Ginger Snaps is one of the best horror/comedy/teen/fantasy films ever.  So what about its sequel?  Well the comedy part has gone.  The teen bit has also been diluted too.  It’s still got teenagers in it (including the two stars from the previous instalment), but it’s not really a film about teenagers anymore; the story could have featured people of any age really.  Instead we get an out-and-out horror and it’s not a bad one at all.  Smiling less than an emo girl having a bad day, (a part Emily Perkins plays so well), Brigitte is a patient at the Happier Times Care Centre, a rehab clinic where she inexplicably seems to appear after an altercation over a few library books.  I didn’t realise reading was quite that addictive.  Unfortunately, the Centre isn’t a good advert for the voluntary sector providing health services, as most of the staff there are a bit weird or pervy and it looks very much like a rundown prison.  I guess we’ll just have to blame it on funding cuts.  It’s the sort of place Jimmy Saville would have enjoyed visiting.  The ending is a bit rubbishy, but the rest of the film is fine and it’s good to see werewolves being given a bit of ‘quality screentime’; in footballing terms they always felt a bit like Manchester City, if you imagine vampires to be Manchester United; an occasional flash of success but basically always living in the shadow of their more successful, interesting and flamboyant neighbours.  Sadly the stunning Katharine Isabelle (Ginger) isn’t in it very much, but considering what happened to her in the original film that’s not that surprising.  Instead we get Ghost, a slightly creepy 13-year-old, who suffers from Hollywood Child-in-a-Film Syndrome, in that she acts like no real 13-year-old would; perhaps that’s why she was in the clinic in the first place?  (Tatiana Maslany, who I think was actually 19 when she made this film, really doesn’t look her own age.)  Anyway, it’s a very good film, well made, well acted and with decent special effects; but watch the brilliant Ginger Snaps before going onto this one, as it’s a direct sequel to it.
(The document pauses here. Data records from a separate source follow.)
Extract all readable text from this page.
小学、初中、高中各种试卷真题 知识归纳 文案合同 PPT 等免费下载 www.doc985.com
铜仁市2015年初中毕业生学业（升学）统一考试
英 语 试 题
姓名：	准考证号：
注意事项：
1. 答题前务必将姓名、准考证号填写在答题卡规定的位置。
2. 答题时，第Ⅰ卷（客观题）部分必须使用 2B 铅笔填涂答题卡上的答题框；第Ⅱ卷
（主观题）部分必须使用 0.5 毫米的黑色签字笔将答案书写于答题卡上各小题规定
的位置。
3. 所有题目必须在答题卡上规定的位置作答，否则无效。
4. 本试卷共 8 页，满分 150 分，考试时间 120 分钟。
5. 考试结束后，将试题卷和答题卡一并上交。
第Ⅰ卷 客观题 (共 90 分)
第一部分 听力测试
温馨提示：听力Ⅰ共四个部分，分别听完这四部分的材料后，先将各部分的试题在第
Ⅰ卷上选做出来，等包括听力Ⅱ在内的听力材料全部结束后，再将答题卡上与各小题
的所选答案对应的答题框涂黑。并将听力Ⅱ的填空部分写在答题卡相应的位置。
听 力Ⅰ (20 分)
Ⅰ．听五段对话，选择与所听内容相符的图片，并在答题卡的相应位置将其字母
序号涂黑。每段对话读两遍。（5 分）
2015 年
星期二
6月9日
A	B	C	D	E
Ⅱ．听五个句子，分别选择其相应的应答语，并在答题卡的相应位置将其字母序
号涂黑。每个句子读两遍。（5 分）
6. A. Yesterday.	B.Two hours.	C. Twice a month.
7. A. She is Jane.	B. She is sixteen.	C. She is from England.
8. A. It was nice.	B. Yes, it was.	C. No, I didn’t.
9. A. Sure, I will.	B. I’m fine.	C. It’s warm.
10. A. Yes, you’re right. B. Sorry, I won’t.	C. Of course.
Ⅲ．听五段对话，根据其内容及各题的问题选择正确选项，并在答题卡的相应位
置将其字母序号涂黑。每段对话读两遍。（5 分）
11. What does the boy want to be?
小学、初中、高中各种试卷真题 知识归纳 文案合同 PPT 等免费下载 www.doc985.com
The music is serviceable, but forgettable.  Some rather dull, alternative rock and an infrequently heard film score don’t make it a movie to remember.

Recommended for werewolves, junkies, emos and anyone providing health care services in the voluntary sector.

No cats, chainsaws or decapitations.

Top badass moment?  “I’m going to kill it.  Get me all the sharp things you can find.”  No running away and falling over for her, Brigitte’s outcome-focused approach to dealing with an issue would be welcomed by many in the private sector, keen for employees with a clear vision of what they want to achieve and how they’re going to achieve it.  Mission Drift isn’t something the viewer needs to worry about in this movie.